Question

To study the effect of temperature on yield in a chemical process, five batches were produced at each of three temperature levels. The results follow.

Temperature
	50°C	60°C	70°C
	31	32	20
	21	33	25
	33	36	25
	36	25	27
	29	29	28

1. Construct an analysis of variance table (to 2 decimals, if necessary).
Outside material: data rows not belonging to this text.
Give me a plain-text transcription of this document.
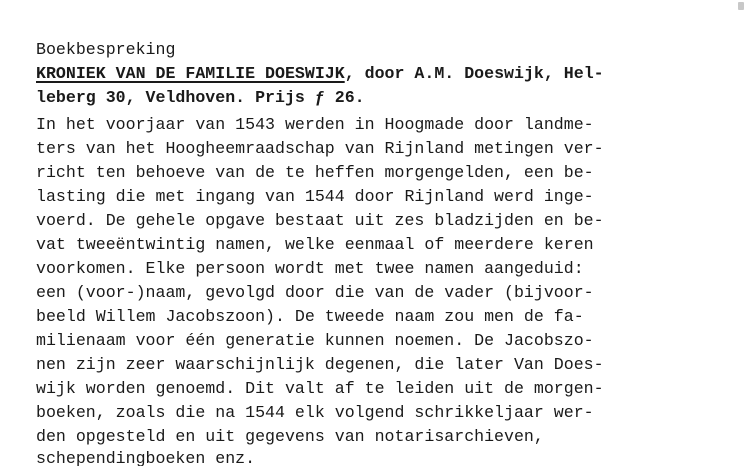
Boekbespreking

KRONIEK VAN DE FAMILIE DOESWIJK, door A.M. Doeswijk, Hel-

leberg 30, Veldhoven. Prijs ƒ 26.

In het voorjaar van 1543 werden in Hoogmade door landme-

ters van het Hoogheemraadschap van Rijnland metingen ver-

richt ten behoeve van de te heffen morgengelden, een be-

lasting die met ingang van 1544 door Rijnland werd inge-

voerd. De gehele opgave bestaat uit zes bladzijden en be-

vat tweeëntwintig namen, welke eenmaal of meerdere keren

voorkomen. Elke persoon wordt met twee namen aangeduid:

een (voor-)naam, gevolgd door die van de vader (bijvoor-

beeld Willem Jacobszoon). De tweede naam zou men de fa-

milienaam voor één generatie kunnen noemen. De Jacobszo-

nen zijn zeer waarschijnlijk degenen, die later Van Does-

wijk worden genoemd. Dit valt af te leiden uit de morgen-

boeken, zoals die na 1544 elk volgend schrikkeljaar wer-

den opgesteld en uit gegevens van notarisarchieven,

schependingboeken enz.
Round p-value to four decimal places.
   

   Source of Variation	Sum of Squares	Degrees of Freedom	Mean Square	F	p-value
   Treatments
   Error
   Total

   
   
2. Use a .05 level of significance to test whether the temperature level has an effect on the mean yield of the process.
   
   The p-value is Selectless than .01between .01 and .025between .025 and .05between .05 and .10greater than .10Item 11
   
   What is your conclusion?
   SelectConclude that the mean yields for the three temperatures are not all equalConclude that the mean yields for the three temperatures are all equal

Answer 1

Ans:

See calculations below:

a)

Source of Variation	SS	df	MS	F	P-value
Between Groups	103.33	2	51.67	2.63	0.1132
Within Groups	236.00	12	19.67
Total	339.33	14

b)p-value is greater than .10

Conclude that the mean yields for the three temperatures are all equal.

Analysis of variance:

	Group 1	Group 2	Group 3	Total
Sum	150	155	125	430
Count	5	5	5	15
Mean, Sum/n	30	31	25
Sum of square, Ʃ(xᵢ-x̅)²	128	70	38
Standard deviation	5.6569	4.1833	3.0822

Number of treatment, k =	3
Total sample Size, N =	15
df(between) = k-1 =	2
df(within) = N-k =	12
df(total) = N-1 =	14
SS(between) = (Sum1)²/n1 + (Sum2)²/n2 + (Sum3)²/n3 - (Grand Sum)²/ N =	103.3333
SS(within) = SS1 + SS2 + SS3 =	236
SS(total) = SS(between) + SS(within) =	339.3333
MS(between) = SS(between)/df(between) =	51.6667
MS(within) = SS(within)/df(within) =	19.6667
F = MS(between)/MS(within) =	2.6271
p-value = F.DIST.RT(2.6271, 2, 12) =	0.1132

Null and Alternative Hypothesis:
Ho: µ1 = µ2 = µ3
H1: At least one mean is different.
Test statistic:
F =	2.63
Critical value:
Critical value Fc = F.INV.RT(0.05, 2, 12) =	3.89
p-value:
p-value = F.DIST.RT(2.6271, 2, 12) =	0.1132
Decision:
P-value > α, Do not reject the null hypothesis.